Harry wraz z Melody postanowili nie zwracać uwagi na kolejne plotki wysnuwane przez dziennikarzy na różnych portalach. Wszystko to mocno niszczyło nie tylko ich psychiki, ale i relacje pomiędzy sobą.
Następne koncerty w Hiszpanii, Włoszech i jeden w Niemczech obyły się bez żadnych niemiłych incydentów, co napawało radością nie tylko parę, ale i Jeff'a, który czuł się jakoś odpowiedzialny za to wszystko.
Po ostatnim show w Niemczech, para miała dać jeszcze łącznie sześć koncertów w Anglii i Irlandii, a następnie czekała ich wyprawa do Australii oraz Azji. Jednak przed tym wszystkim miało odbyć się rodzinne spotkanie w willi Harry'ego, a także spotkanie z lekarzem.

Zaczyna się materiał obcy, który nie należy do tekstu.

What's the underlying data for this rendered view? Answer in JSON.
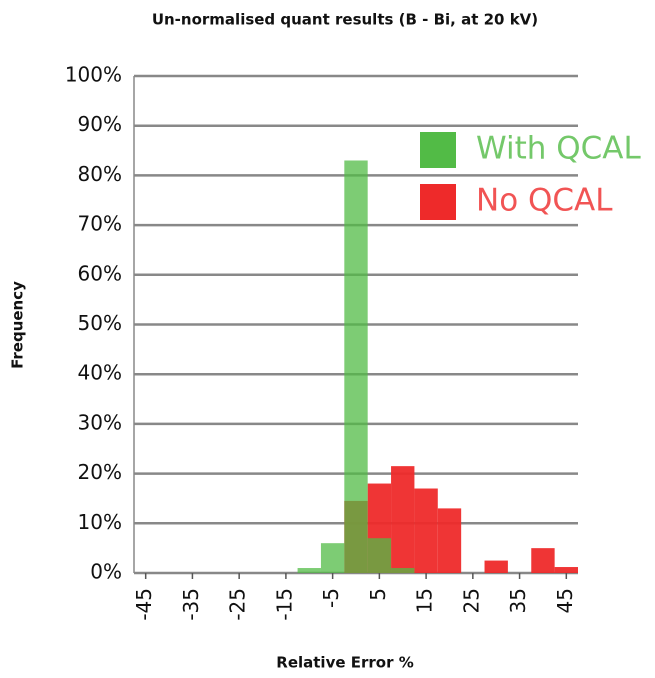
{
  "chart_data": {
    "type": "histogram",
    "title": "Un-normalised quant results (B - Bi, at 20 kV)",
    "x_label": "Relative Error %",
    "y_label": "Frequency",
    "bins": [
      -47.5,
      -42.5,
      -37.5,
      -32.5,
      -27.5,
      -22.5,
      -17.5,
      -12.5,
      -7.5,
      -2.5,
      2.5,
      7.5,
      12.5,
      17.5,
      22.5,
      27.5,
      32.5,
      37.5,
      42.5,
      47.5
    ],
    "series": [
      {
        "name": "No QCAL",
        "color": "#ee2a2a",
        "values": [
          0,
          0,
          0,
          0,
          0,
          0,
          0,
          0,
          0,
          14.5,
          18,
          21.5,
          17,
          13,
          0,
          2.5,
          0,
          5,
          1.2
        ]
      },
      {
        "name": "With QCAL",
        "color": "#52bb46",
        "values": [
          0,
          0,
          0,
          0,
          0,
          0,
          0,
          1,
          6,
          83,
          7,
          1,
          0,
          0,
          0,
          0,
          0,
          0,
          0
        ]
      }
    ],
    "xlim": [
      -47.5,
      47.5
    ],
    "ylim": [
      0,
      100
    ],
    "xticks": [
      -45,
      -35,
      -25,
      -15,
      -5,
      5,
      15,
      25,
      35,
      45
    ],
    "yticks": [
      {
        "value": 0,
        "label": "0%"
      },
      {
        "value": 10,
        "label": "10%"
      },
      {
        "value": 20,
        "label": "20%"
      },
      {
        "value": 30,
        "label": "30%"
      },
      {
        "value": 40,
        "label": "40%"
      },
      {
        "value": 50,
        "label": "50%"
      },
      {
        "value": 60,
        "label": "60%"
      },
      {
        "value": 70,
        "label": "70%"
      },
      {
        "value": 80,
        "label": "80%"
      },
      {
        "value": 90,
        "label": "90%"
      },
      {
        "value": 100,
        "label": "100%"
      }
    ],
    "grid": true,
    "legend": "upper right"
  }
}
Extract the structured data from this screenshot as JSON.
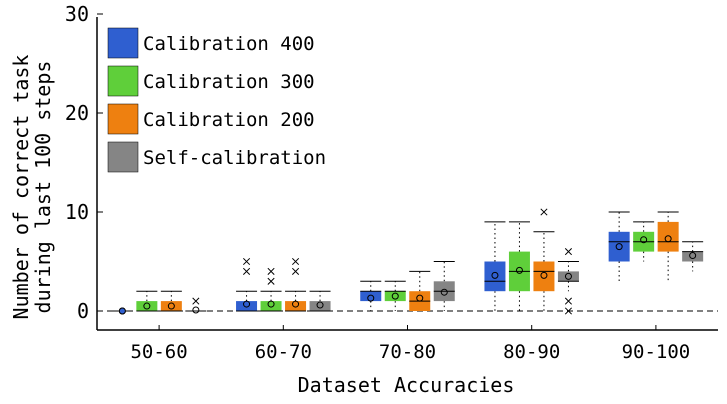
{
  "chart_data": {
    "type": "box",
    "title": "",
    "xlabel": "Dataset Accuracies",
    "ylabel_lines": [
      "Number of correct task",
      "during last 100 steps"
    ],
    "ylim": [
      -2,
      30
    ],
    "yticks": [
      0,
      10,
      20,
      30
    ],
    "ytick_labels": [
      "0",
      "10",
      "20",
      "30"
    ],
    "grid": false,
    "legend_position": "top-left",
    "reference_line": 0,
    "categories": [
      "50-60",
      "60-70",
      "70-80",
      "80-90",
      "90-100"
    ],
    "series": [
      {
        "name": "Calibration 400",
        "color": "#2f5fd0",
        "boxes": [
          {
            "whislo": 0,
            "q1": 0,
            "med": 0,
            "q3": 0,
            "whishi": 0,
            "mean": 0.0,
            "fliers": []
          },
          {
            "whislo": 0,
            "q1": 0,
            "med": 0,
            "q3": 1,
            "whishi": 2,
            "mean": 0.7,
            "fliers": [
              4,
              5
            ]
          },
          {
            "whislo": 0,
            "q1": 1,
            "med": 2,
            "q3": 2,
            "whishi": 3,
            "mean": 1.3,
            "fliers": []
          },
          {
            "whislo": 0,
            "q1": 2,
            "med": 3,
            "q3": 5,
            "whishi": 9,
            "mean": 3.6,
            "fliers": []
          },
          {
            "whislo": 3,
            "q1": 5,
            "med": 7,
            "q3": 8,
            "whishi": 10,
            "mean": 6.5,
            "fliers": []
          }
        ]
      },
      {
        "name": "Calibration 300",
        "color": "#5fcf3a",
        "boxes": [
          {
            "whislo": 0,
            "q1": 0,
            "med": 0,
            "q3": 1,
            "whishi": 2,
            "mean": 0.5,
            "fliers": []
          },
          {
            "whislo": 0,
            "q1": 0,
            "med": 0,
            "q3": 1,
            "whishi": 2,
            "mean": 0.7,
            "fliers": [
              3,
              4
            ]
          },
          {
            "whislo": 0,
            "q1": 1,
            "med": 2,
            "q3": 2,
            "whishi": 3,
            "mean": 1.5,
            "fliers": []
          },
          {
            "whislo": 0,
            "q1": 2,
            "med": 4,
            "q3": 6,
            "whishi": 9,
            "mean": 4.1,
            "fliers": []
          },
          {
            "whislo": 5,
            "q1": 6,
            "med": 7,
            "q3": 8,
            "whishi": 9,
            "mean": 7.2,
            "fliers": []
          }
        ]
      },
      {
        "name": "Calibration 200",
        "color": "#ee8010",
        "boxes": [
          {
            "whislo": 0,
            "q1": 0,
            "med": 0,
            "q3": 1,
            "whishi": 2,
            "mean": 0.5,
            "fliers": []
          },
          {
            "whislo": 0,
            "q1": 0,
            "med": 0,
            "q3": 1,
            "whishi": 2,
            "mean": 0.7,
            "fliers": [
              4,
              5
            ]
          },
          {
            "whislo": 0,
            "q1": 0,
            "med": 1,
            "q3": 2,
            "whishi": 4,
            "mean": 1.3,
            "fliers": []
          },
          {
            "whislo": 0,
            "q1": 2,
            "med": 4,
            "q3": 5,
            "whishi": 8,
            "mean": 3.6,
            "fliers": [
              10
            ]
          },
          {
            "whislo": 3,
            "q1": 6,
            "med": 7,
            "q3": 9,
            "whishi": 10,
            "mean": 7.3,
            "fliers": []
          }
        ]
      },
      {
        "name": "Self-calibration",
        "color": "#858585",
        "boxes": [
          {
            "whislo": 0,
            "q1": 0,
            "med": 0,
            "q3": 0,
            "whishi": 0,
            "mean": 0.1,
            "fliers": [
              1
            ]
          },
          {
            "whislo": 0,
            "q1": 0,
            "med": 0,
            "q3": 1,
            "whishi": 2,
            "mean": 0.6,
            "fliers": []
          },
          {
            "whislo": 0,
            "q1": 1,
            "med": 2,
            "q3": 3,
            "whishi": 5,
            "mean": 1.9,
            "fliers": []
          },
          {
            "whislo": 2,
            "q1": 3,
            "med": 3,
            "q3": 4,
            "whishi": 5,
            "mean": 3.5,
            "fliers": [
              0,
              1,
              6
            ]
          },
          {
            "whislo": 4,
            "q1": 5,
            "med": 6,
            "q3": 6,
            "whishi": 7,
            "mean": 5.6,
            "fliers": []
          }
        ]
      }
    ]
  }
}
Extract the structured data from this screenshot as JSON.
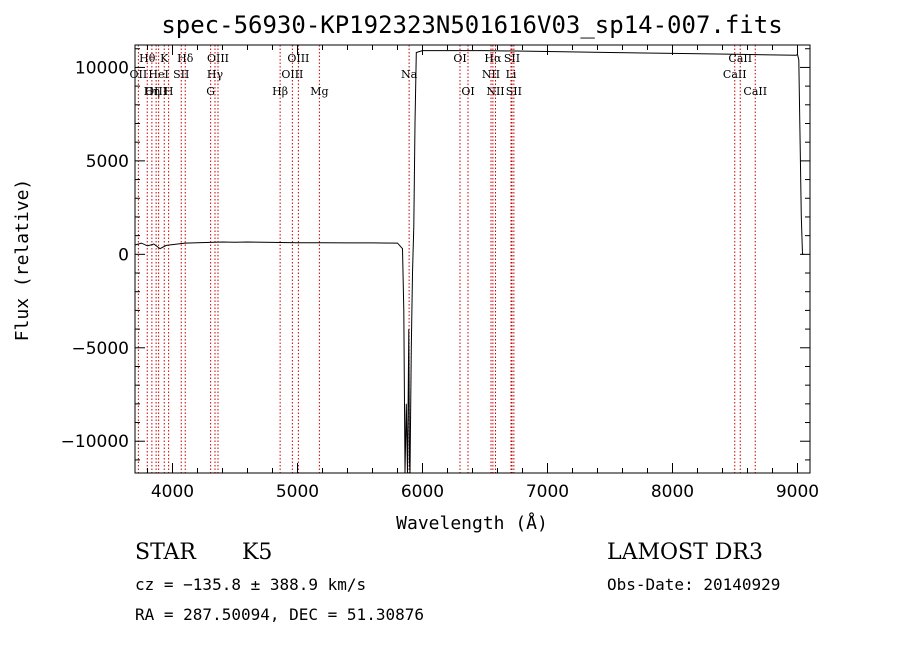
{
  "chart_data": {
    "type": "line",
    "title": "spec-56930-KP192323N501616V03_sp14-007.fits",
    "xlabel": "Wavelength (Å)",
    "ylabel": "Flux (relative)",
    "xlim": [
      3700,
      9100
    ],
    "ylim": [
      -11700,
      11200
    ],
    "xticks": [
      4000,
      5000,
      6000,
      7000,
      8000,
      9000
    ],
    "xtick_labels": [
      "4000",
      "5000",
      "6000",
      "7000",
      "8000",
      "9000"
    ],
    "yticks": [
      -10000,
      -5000,
      0,
      5000,
      10000
    ],
    "ytick_labels": [
      "−10000",
      "−5000",
      "0",
      "5000",
      "10000"
    ],
    "grid": false,
    "series": [
      {
        "x": [
          3700,
          3750,
          3800,
          3850,
          3900,
          3950,
          4000,
          4100,
          4200,
          4300,
          4400,
          4500,
          4600,
          4800,
          5000,
          5200,
          5400,
          5600,
          5800,
          5840,
          5850,
          5860,
          5870,
          5880,
          5890,
          5895,
          5900,
          5910,
          5920,
          5930,
          5940,
          5950,
          6000,
          6500,
          7000,
          7500,
          8000,
          8500,
          8990,
          9000,
          9010,
          9030,
          9040,
          9050
        ],
        "y": [
          500,
          600,
          450,
          550,
          300,
          480,
          520,
          600,
          620,
          640,
          660,
          650,
          660,
          640,
          620,
          620,
          610,
          610,
          600,
          300,
          -3000,
          -12000,
          -8000,
          -12000,
          -4000,
          -11000,
          -12000,
          -5000,
          -1000,
          1500,
          7000,
          10800,
          10900,
          10900,
          10850,
          10800,
          10750,
          10700,
          10650,
          10700,
          10400,
          2000,
          0,
          0
        ]
      }
    ],
    "lines": [
      {
        "x": 3727,
        "label": "OII",
        "row": 1
      },
      {
        "x": 3798,
        "label": "Hθ",
        "row": 0
      },
      {
        "x": 3835,
        "label": "Hη",
        "row": 2
      },
      {
        "x": 3869,
        "label": "OIII",
        "row": 2
      },
      {
        "x": 3889,
        "label": "HeI",
        "row": 1
      },
      {
        "x": 3934,
        "label": "K",
        "row": 0
      },
      {
        "x": 3969,
        "label": "H",
        "row": 2
      },
      {
        "x": 4070,
        "label": "SII",
        "row": 1
      },
      {
        "x": 4102,
        "label": "Hδ",
        "row": 0
      },
      {
        "x": 4305,
        "label": "G",
        "row": 2
      },
      {
        "x": 4340,
        "label": "Hγ",
        "row": 1
      },
      {
        "x": 4364,
        "label": "OIII",
        "row": 0
      },
      {
        "x": 4861,
        "label": "Hβ",
        "row": 2
      },
      {
        "x": 4959,
        "label": "OIII",
        "row": 1
      },
      {
        "x": 5007,
        "label": "OIII",
        "row": 0
      },
      {
        "x": 5175,
        "label": "Mg",
        "row": 2
      },
      {
        "x": 5893,
        "label": "Na",
        "row": 1
      },
      {
        "x": 6300,
        "label": "OI",
        "row": 0
      },
      {
        "x": 6364,
        "label": "OI",
        "row": 2
      },
      {
        "x": 6548,
        "label": "NII",
        "row": 1
      },
      {
        "x": 6563,
        "label": "Hα",
        "row": 0
      },
      {
        "x": 6584,
        "label": "NII",
        "row": 2
      },
      {
        "x": 6708,
        "label": "Li",
        "row": 1
      },
      {
        "x": 6716,
        "label": "SII",
        "row": 0
      },
      {
        "x": 6731,
        "label": "SII",
        "row": 2
      },
      {
        "x": 8498,
        "label": "CaII",
        "row": 1
      },
      {
        "x": 8542,
        "label": "CaII",
        "row": 0
      },
      {
        "x": 8662,
        "label": "CaII",
        "row": 2
      }
    ]
  },
  "info": {
    "object_class": "STAR",
    "subclass": "K5",
    "survey": "LAMOST DR3",
    "cz": "cz = −135.8 ± 388.9 km/s",
    "obs_date": "Obs-Date: 20140929",
    "coords": "RA = 287.50094, DEC =  51.30876"
  },
  "colors": {
    "line_marker": "#cc0000",
    "spectrum": "#000000"
  }
}
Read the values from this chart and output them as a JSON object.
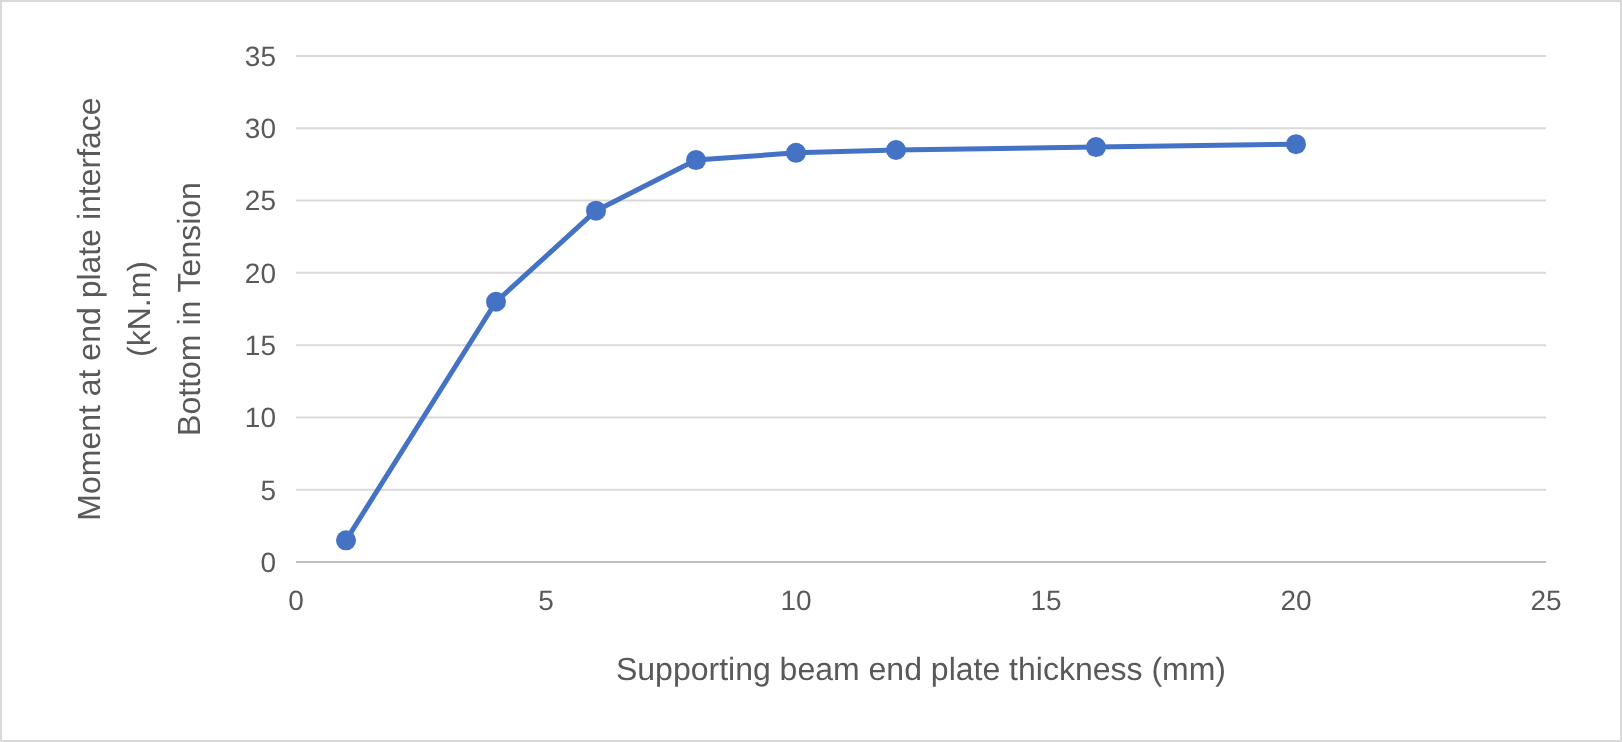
{
  "chart_data": {
    "type": "line",
    "xlabel": "Supporting beam end plate thickness (mm)",
    "ylabel": "Moment at end plate interface\n(kN.m)\nBottom in Tension",
    "x": [
      1,
      4,
      6,
      8,
      10,
      12,
      16,
      20
    ],
    "series": [
      {
        "color": "#4472c4",
        "values": [
          1.5,
          18,
          24.3,
          27.8,
          28.3,
          28.5,
          28.7,
          28.9
        ]
      }
    ],
    "xlim": [
      0,
      25
    ],
    "xticks": [
      0,
      5,
      10,
      15,
      20,
      25
    ],
    "ylim": [
      0,
      35
    ],
    "yticks": [
      0,
      5,
      10,
      15,
      20,
      25,
      30,
      35
    ],
    "grid": "y",
    "marker": "circle",
    "line_style": "solid"
  }
}
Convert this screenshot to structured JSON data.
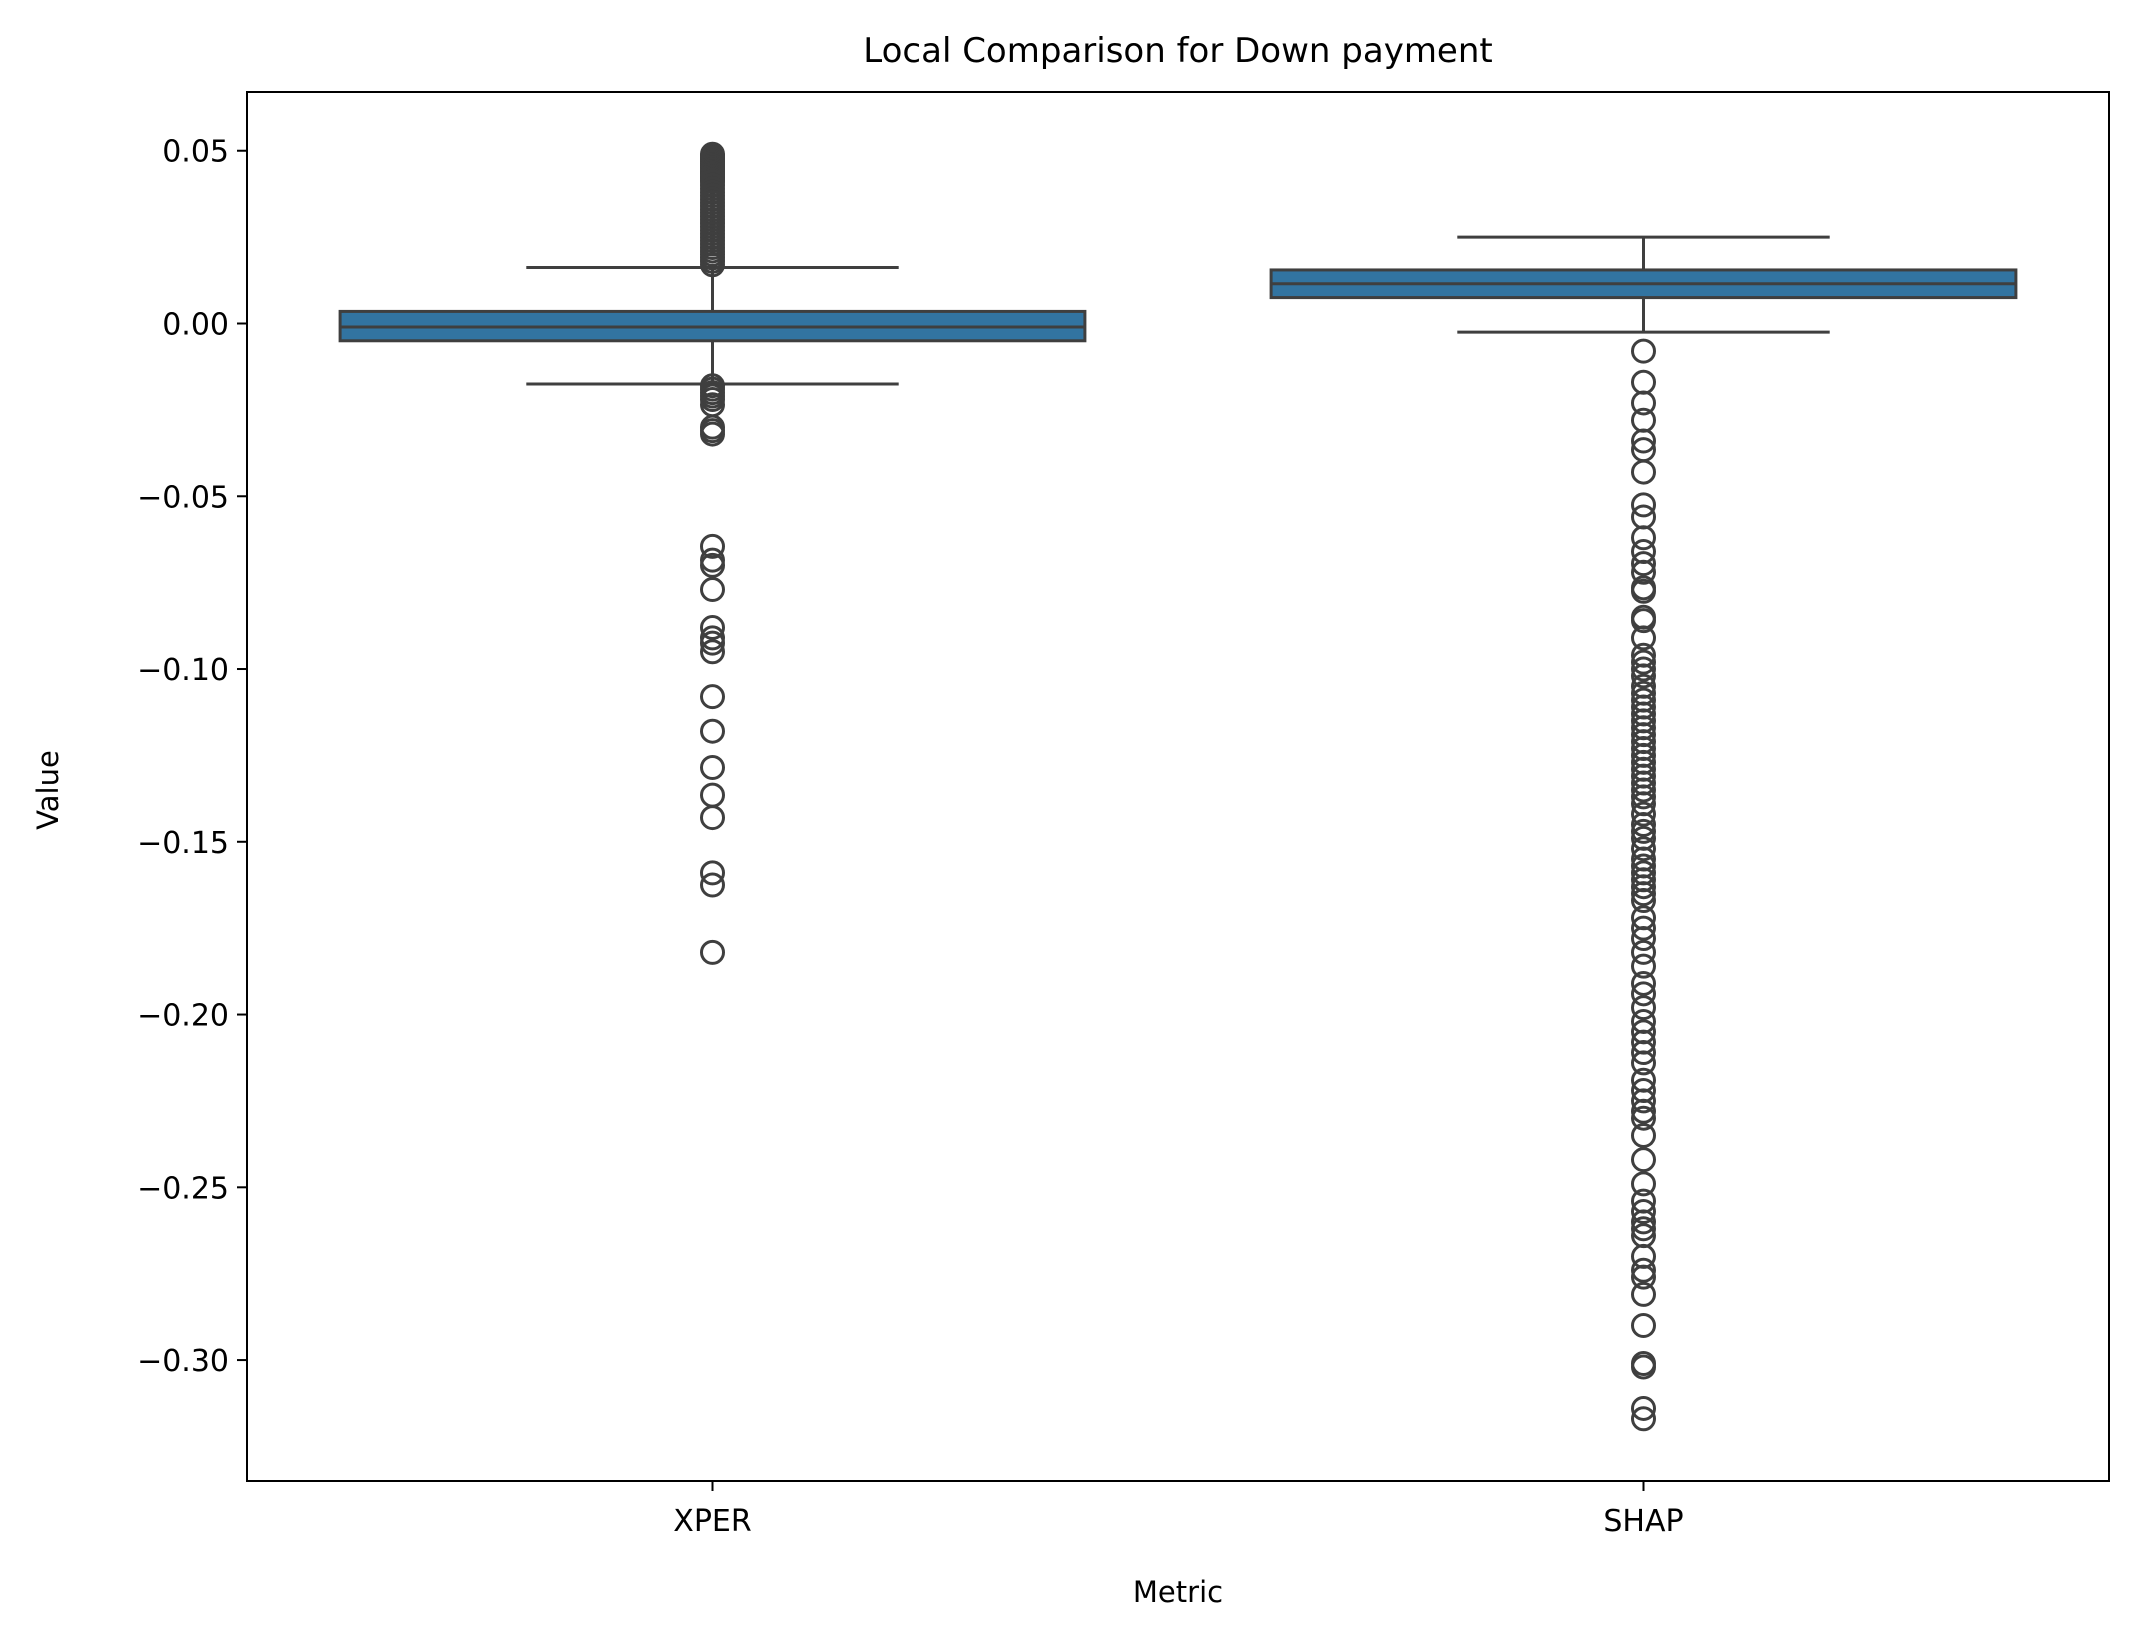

Pierwszy koncert w Wielkiej Brytanii odbył się w Birmingham. Humory dopisywały wszystkim i każdy wyszedł z areny z wielkim uśmiechem na ustach. Po zakończonym show wszystkich czekał ponad godzinny przejazd do Manchesteru oraz dzień wolnego. Jak się można domyślić, Harry poświęcił ten czas na zwiedzanie miasta wraz z Melody oraz Helene. W czasie lotu do Wielkiej Brytanii, fotografka przekazała piosenkarzowi informację, że zdjęciami pary zapełniła już jedną kartę pamięci. Ten album ze zdjęciami będzie dość obszerny.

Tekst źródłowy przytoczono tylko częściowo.